Ao atacar os cânones oficiais, a ironia socrática parece ter uma feição
negativa e revolucionária, no entanto, esse primeiro momento do processo de autoconhecimento
é autêntico, uma vez que visa à purificação da alma por via da expulsão de idéias
obscuras e ilusórias que esta possui sobre si e que na verdade distanciam a alma de si
mesma.
A melhor maneira de promover o
auto aperfeiçoamento, afirma Sócrates, é por meio do auto-exame, e é apenas através deste reencontro consigo mesmo
que se torna possível o renascer da própria consciência, a parturição, ou seja, o trazer à luz as próprias
idéias. Apenas aquilo
que é decidido de dentro para fora é autêntico e pode nos libertar. Efetivamente,
a posse da verdade consiste em uma operação não apenas vital, mas pessoal, em
que a forma interrogativa ou dialética permite ao discípulo relembrar a verdade
adormecida em sua alma.
É assim que Agostinho de Hipona nos descreve o itinerário dessa
busca de autoconhecimento diante de tantos conflitos existenciais que afligiam sua
alma quando, dilacerado pelas vaidades e paixões, desperta para as verdades
cristãs.
Em Tagaste, entrega-se à vida monástica e, nessa ocasião, escreve “Confissões”,
obra na qual dedica-se a perscrutar o abismo da consciência humana, mas o faz também
em sua própria consciência. Agostinho inicia assim essa trajetória inicialmente
conflitante buscando estabelecer a distinção entre “o bem e o mal”, para então inverter
seu olhar da realidade mundana à interioridade, em uma conversão de valores.

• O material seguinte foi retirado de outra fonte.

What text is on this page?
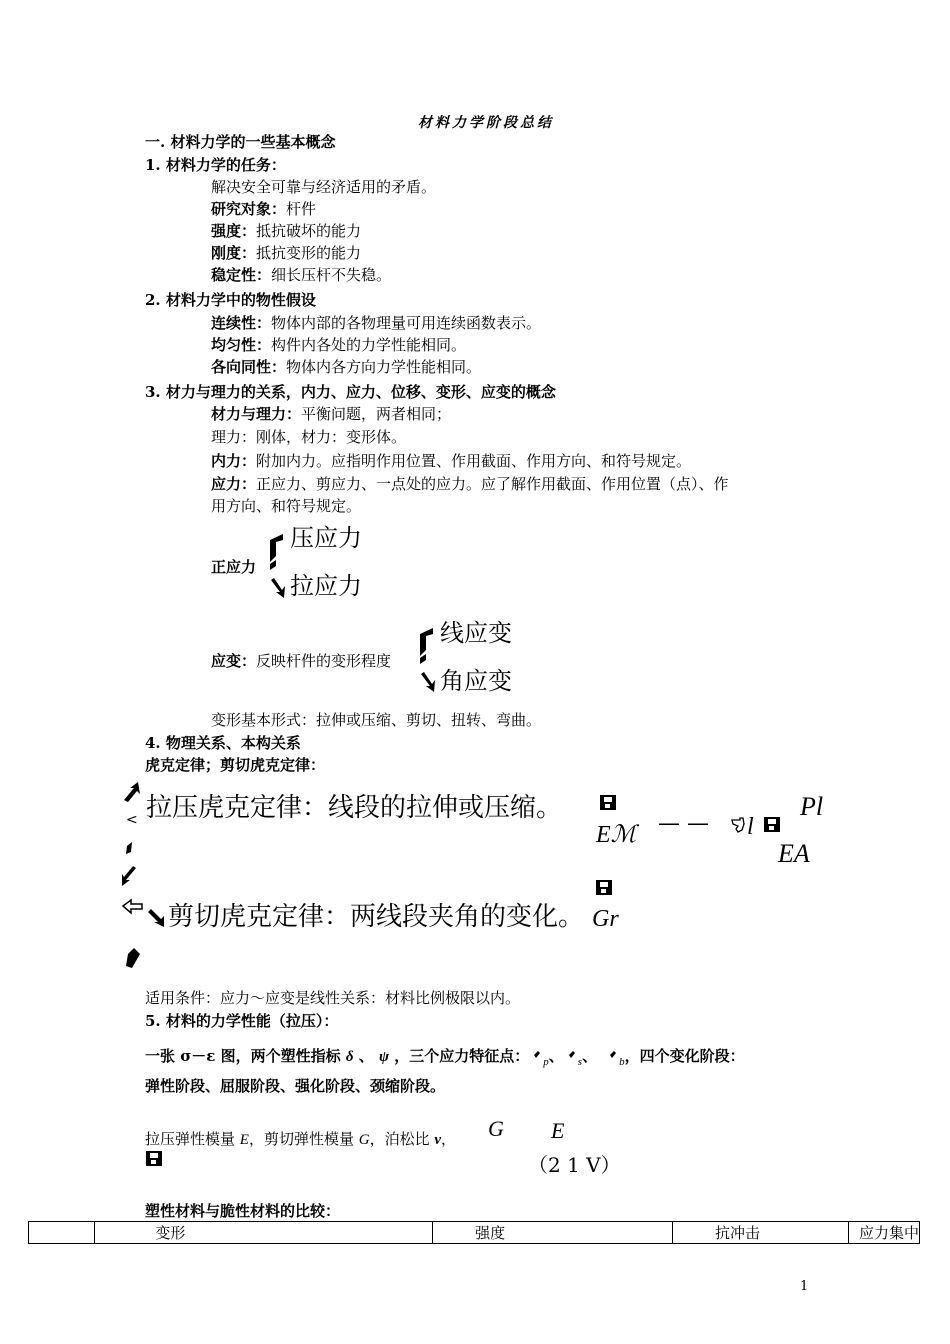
材料力学阶段总结
一. 材料力学的一些基本概念
1. 材料力学的任务：
解决安全可靠与经济适用的矛盾。
研究对象：杆件
强度：抵抗破坏的能力
刚度：抵抗变形的能力
稳定性：细长压杆不失稳。
2. 材料力学中的物性假设
连续性：物体内部的各物理量可用连续函数表示。
均匀性：构件内各处的力学性能相同。
各向同性：物体内各方向力学性能相同。
3. 材力与理力的关系，内力、应力、位移、变形、应变的概念
材力与理力：平衡问题，两者相同；
理力：刚体，材力：变形体。
内力：附加内力。应指明作用位置、作用截面、作用方向、和符号规定。
应力：正应力、剪应力、一点处的应力。应了解作用截面、作用位置（点）、作
用方向、和符号规定。
正应力
压应力
拉应力
应变：反映杆件的变形程度
线应变
角应变
变形基本形式：拉伸或压缩、剪切、扭转、弯曲。
4. 物理关系、本构关系
虎克定律；剪切虎克定律：
< 拉压虎克定律：线段的拉伸或压缩。
剪切虎克定律：两线段夹角的变化。
Eℳ — — l
Pl
EA
Gr
适用条件：应力～应变是线性关系：材料比例极限以内。
5. 材料的力学性能（拉压）：
一张 σ－ε 图，两个塑性指标 δ 、 ψ ，三个应力特征点： $_p$、 $_s$、 $_b$，四个变化阶段：
弹性阶段、屈服阶段、强化阶段、颈缩阶段。
拉压弹性模量 E，剪切弹性模量 G，泊松比 v， G E
（2 1 V）
塑性材料与脆性材料的比较：
	变形	强度	抗冲击	应力集中
1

Da mesma forma, Allan Kardec questiona aos Espíritos como o progresso
intelectual pode conduzir ao progresso moral, ao que respondem: “dando a
compreensão do bem e do mal, pois então o homem pode escolher”. Percebe-se deste modo,
no itinerário do filósofo intelectual ao religioso, a importância do raciocínio
analítico que necessita distinguir o bem e o mal, para então, através do livre arbítrio,
iniciar pela via ascendente da verdade.
Por verdade, da mesma forma que a Filosofia Espírita, Agostinho
afirma o bem como a única realidade positiva, na medida em que o mal consiste
em uma privação, decorrente do mau uso da liberdade: “procurei o que é o
mal, e verifiquei que não é substância, mas perversidade de uma vontade que se
afasta da substância suprema” — de Vós, meu Deus — na direção das coisas inferiores.
Se Sócrates nos trouxe, pela primeira vez na história do pensamento,
um método de conhecimento que daria origem à autoridade da ciência e a autenticidade
dos valores morais, já Agostinho que, sem dúvida recomendou esse método, foi quem na
verdade explorou essa busca de interioridade e a exemplificou em si mesmo, pois sempre buscou
mergulhar dentro de si e conscientizar-se de seus erros e defeitos, conforme
expõe de forma autêntica em Confissões:
“Quero recordar as minhas torpezas passadas, as corrupções de minha
alma, não porque as ame, ao contrário, para te amar, ó meu Deus. É por amor do
teu amor que retorno ao passado, percorrendo os antigos caminhos dos meus
graves erros”.
Efetivamente, após tantos conflitos interiores, o bispo de Hipona busca esse
auto-exame de seu passado, busca essa interrogação ou ironia socrática, questionando
a si mesmo,
não por alguma motivação exterior a si, mas antes como uma forma de amar e
exaltar a Deus. Como amar a Deus plenamente sem uma libertação da própria
consciência que se julga? Eis aqui a moral autônoma que nos ensina a pedagogia
espírita,
na medida em que o Espírito se auto-legisla, visando uma libertação da sua
própria consciência.
Daí o papel decisivo da memória no processo de autoconhecimento,
pois é na memória que eu me encontro comigo mesmo, escreve Agostinho, que me lembro de mim
mesmo, as coisas que fiz, a época e do lugar em que as fiz, do que sentia ao
fazê-las.
O despertar para o amor impele Agostinho à sinceridade consigo
próprio e para com Deus, pois à medida que o ser eleva-se moralmente, não mais se satisfaz
em enganar a si mesmo. Por isso, quando resignados e elevados, a visão do passado
constrangedor pede por manifestar-se como uma forma de libertar-se a si mesmo.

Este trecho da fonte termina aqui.